Sacudí horizontalmente la cabeza mientras trataba de encontrar en él algún rasgo que confirmara mi juicio.

—¡Pues es una lástima! —prosiguió—. Pocos saben que nuestra orden ha dado grandes estudiosos en tan digna disciplina.

—Jamás supe de ella.

—Y, por supuesto, tampoco sabréis que el mismísimo Cicerón mencionó ese arte en su De Oratore, o que un tratado aún más antiguo, Ad Herennium, lo detalla y nos ofrece la fórmula precisa con la que recordar en lo sucesivo cuanto uno desee…

—¿Nos ofrece? ¿A los dominicos?

—¡Pues claro! Desde hace treinta o cuarenta años, padre Leyre, muchos hermanos nos hemos entregado a su estudio. Vos mismo, que trabajáis a diario con expedientes y documentos complejos, ¿nunca habéis soñado con archivar en vuestra memoria un texto, una imagen, un nombre, sin preocuparos de repasarlo nunca más porque ya sabéis que lo vais a llevar con vos para siempre?

—Claro que sí. Pero sólo los más privilegiados pueden…

—Y necesitándolo por vuestro oficio —me atajó—, ¿no os habéis preocupado de averiguar cuál es la mejor fórmula para lograr semejante prodigio? Los antiguos, que no tenían la misma capacidad para hacer copias de libros que nosotros, inventaron un recurso magistral: imaginaron «palacios de la memoria» en los que atesorar sus conocimientos. Tampoco habéis oído hablar de ellos, ¿verdad?

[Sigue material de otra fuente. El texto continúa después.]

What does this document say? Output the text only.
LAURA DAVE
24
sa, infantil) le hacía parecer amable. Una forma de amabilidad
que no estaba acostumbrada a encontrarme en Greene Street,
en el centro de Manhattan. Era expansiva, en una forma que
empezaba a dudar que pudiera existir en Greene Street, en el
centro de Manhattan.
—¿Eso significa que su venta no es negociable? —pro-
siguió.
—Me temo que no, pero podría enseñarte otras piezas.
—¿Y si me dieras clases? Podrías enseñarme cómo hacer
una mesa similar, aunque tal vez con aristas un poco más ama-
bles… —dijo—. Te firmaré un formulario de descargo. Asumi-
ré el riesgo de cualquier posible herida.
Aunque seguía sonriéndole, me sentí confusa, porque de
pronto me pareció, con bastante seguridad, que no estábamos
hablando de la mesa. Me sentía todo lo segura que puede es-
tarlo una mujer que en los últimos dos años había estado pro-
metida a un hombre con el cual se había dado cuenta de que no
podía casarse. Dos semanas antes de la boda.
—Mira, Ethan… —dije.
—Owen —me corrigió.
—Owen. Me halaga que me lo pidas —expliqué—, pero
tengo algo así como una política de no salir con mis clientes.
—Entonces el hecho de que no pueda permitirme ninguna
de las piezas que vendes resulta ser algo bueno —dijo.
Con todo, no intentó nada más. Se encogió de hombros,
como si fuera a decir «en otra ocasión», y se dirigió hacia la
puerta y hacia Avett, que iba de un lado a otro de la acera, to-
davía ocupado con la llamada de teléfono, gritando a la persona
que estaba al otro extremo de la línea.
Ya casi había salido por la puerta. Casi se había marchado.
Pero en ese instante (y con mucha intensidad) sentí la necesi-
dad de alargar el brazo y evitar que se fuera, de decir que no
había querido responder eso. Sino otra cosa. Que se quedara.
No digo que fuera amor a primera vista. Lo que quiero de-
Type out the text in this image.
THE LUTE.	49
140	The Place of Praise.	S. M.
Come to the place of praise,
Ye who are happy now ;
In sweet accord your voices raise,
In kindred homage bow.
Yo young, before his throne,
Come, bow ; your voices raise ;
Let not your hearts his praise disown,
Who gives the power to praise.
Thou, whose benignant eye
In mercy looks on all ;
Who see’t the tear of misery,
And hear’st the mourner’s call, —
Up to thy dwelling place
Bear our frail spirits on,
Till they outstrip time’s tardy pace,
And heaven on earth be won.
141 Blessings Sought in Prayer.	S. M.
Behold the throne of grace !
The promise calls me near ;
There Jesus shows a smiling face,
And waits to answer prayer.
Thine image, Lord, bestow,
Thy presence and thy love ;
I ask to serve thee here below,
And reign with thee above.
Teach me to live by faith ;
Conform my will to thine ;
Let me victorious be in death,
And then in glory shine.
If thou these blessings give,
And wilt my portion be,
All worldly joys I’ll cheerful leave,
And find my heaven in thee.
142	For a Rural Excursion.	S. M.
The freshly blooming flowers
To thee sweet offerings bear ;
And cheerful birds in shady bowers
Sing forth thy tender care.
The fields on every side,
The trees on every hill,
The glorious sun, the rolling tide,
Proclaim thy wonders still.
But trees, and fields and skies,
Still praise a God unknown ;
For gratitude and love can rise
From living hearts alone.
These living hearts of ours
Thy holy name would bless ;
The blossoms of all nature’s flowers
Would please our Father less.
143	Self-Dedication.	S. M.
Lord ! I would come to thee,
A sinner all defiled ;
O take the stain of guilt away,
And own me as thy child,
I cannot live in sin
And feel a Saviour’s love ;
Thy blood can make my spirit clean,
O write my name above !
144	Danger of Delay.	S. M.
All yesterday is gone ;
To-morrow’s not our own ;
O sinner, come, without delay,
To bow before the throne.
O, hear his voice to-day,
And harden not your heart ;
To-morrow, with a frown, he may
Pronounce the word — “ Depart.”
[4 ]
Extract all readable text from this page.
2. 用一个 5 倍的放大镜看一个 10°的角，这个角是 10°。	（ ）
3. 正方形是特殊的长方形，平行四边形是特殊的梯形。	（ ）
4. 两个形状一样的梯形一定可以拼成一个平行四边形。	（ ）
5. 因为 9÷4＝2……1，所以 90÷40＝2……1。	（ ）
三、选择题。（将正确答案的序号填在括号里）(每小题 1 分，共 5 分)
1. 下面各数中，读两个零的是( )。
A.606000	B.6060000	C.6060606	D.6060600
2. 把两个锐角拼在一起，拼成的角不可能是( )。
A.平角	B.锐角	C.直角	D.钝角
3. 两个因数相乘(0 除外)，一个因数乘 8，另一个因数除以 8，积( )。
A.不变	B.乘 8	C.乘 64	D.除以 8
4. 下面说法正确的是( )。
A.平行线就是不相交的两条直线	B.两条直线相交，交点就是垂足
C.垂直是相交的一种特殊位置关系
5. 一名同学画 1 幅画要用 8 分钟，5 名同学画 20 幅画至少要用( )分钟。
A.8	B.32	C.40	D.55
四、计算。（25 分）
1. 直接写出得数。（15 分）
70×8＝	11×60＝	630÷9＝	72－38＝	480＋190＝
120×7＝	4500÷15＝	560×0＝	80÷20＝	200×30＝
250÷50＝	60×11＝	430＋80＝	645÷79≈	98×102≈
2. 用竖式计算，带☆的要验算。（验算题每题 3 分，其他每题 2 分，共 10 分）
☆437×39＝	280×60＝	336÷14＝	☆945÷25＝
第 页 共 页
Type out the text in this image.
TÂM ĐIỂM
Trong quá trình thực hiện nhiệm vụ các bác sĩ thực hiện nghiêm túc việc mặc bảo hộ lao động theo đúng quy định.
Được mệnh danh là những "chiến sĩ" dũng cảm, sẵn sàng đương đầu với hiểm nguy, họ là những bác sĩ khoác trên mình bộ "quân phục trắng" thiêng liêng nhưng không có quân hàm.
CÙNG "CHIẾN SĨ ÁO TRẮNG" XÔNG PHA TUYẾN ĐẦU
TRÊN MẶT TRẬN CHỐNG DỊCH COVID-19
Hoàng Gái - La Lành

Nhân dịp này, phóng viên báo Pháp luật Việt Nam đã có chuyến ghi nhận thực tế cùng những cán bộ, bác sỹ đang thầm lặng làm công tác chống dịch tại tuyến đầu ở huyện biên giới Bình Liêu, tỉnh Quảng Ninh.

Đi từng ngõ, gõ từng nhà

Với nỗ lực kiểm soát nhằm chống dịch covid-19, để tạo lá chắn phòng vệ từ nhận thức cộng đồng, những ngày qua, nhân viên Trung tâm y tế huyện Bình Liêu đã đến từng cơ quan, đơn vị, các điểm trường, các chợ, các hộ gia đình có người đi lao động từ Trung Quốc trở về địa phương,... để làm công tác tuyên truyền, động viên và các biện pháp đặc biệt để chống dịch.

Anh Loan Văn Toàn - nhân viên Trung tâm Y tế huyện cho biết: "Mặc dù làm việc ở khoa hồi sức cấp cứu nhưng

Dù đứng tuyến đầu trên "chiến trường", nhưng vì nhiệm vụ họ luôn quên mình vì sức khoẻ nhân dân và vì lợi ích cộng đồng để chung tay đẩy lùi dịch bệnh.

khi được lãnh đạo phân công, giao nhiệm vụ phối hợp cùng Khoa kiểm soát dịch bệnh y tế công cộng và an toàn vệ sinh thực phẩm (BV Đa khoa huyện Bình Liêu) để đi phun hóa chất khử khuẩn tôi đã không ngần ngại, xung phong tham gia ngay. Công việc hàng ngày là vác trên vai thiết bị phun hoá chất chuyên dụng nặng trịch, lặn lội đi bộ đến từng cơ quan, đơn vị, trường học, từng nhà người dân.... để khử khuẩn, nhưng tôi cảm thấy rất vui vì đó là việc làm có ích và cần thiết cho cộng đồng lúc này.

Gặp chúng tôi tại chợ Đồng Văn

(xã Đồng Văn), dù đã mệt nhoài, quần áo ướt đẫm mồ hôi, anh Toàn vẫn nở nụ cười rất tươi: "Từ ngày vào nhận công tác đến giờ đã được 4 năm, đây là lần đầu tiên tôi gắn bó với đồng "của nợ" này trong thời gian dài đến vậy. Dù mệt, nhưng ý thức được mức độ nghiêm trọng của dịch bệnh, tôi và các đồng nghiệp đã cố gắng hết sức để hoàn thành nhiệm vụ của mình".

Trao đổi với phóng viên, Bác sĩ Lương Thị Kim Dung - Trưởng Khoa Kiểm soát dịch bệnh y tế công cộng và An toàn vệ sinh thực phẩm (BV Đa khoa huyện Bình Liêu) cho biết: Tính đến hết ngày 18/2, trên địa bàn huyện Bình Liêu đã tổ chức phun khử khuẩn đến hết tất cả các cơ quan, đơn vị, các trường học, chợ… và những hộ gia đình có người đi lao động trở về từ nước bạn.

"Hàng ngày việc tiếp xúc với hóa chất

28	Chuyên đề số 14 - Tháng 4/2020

Negué con la cabeza, mudo de perplejidad.

—Los griegos, por ejemplo, imaginaban un edificio grande, lleno de habitaciones y galerías suntuosas, y asignaban a cada ventana, arcada, columnata, escalera o sala un significado diferente. En el vestíbulo «guardaban» sus conocimientos de gramática, en el salón los de retórica, en la cocina la oratoria… Y para recordar cualquier cosa previamente almacenada allí, sólo tenían que acudir a ese rincón del palacio con su imaginación y extraerla en orden inverso al que fue colocada. Ingenioso, ¿no es cierto?

Miré al prior sin saber qué decir. ¿Estaba dándome pie a que le preguntara sobre las cartas que habíamos recibido en Roma o no? ¿Debía seguir el consejo de fray Alessandro y consultarle mi acertijo sin rodeos? Temeroso de perder su temprana confianza, deslicé una insinuación:

—Decidme una cosa, padre Vicenzo: ¿y si en lugar de un «palacio de la memoria» utilizásemos una «iglesia de la memoria».

¿Podríamos, por poner un ejemplo, disfrazar el nombre de una persona en una iglesia de piedra y ladrillo?

—Veo que sois perspicaz, fray Agustín —guiñó un ojo con cierta sorna—. Y práctico. Lo que los griegos diseñaron aplicándolo a palacios imaginarios, los romanos y hasta los egipcios lo ensayaron con edificios reales. Si quienes entraban en ellos conocían el «código de memoria» preciso, podrían caminar por sus salas al tiempo que recibían una valiosa información.

—Y en una iglesia, —insistí.

—Sí, en una iglesia también podría hacerse —concedió—. Pero dejadme que os enseñe algo antes de explicaros cómo funcionaría un mecanismo de ese tipo. Como os decía, en los últimos años padres dominicos de Rávena, Florencia, Basilea, Milán o Friburgo venimos trabajando en un sistema de memorización que descansa sobre imágenes o estructuras arquitectónicas especialmente preparadas para ello.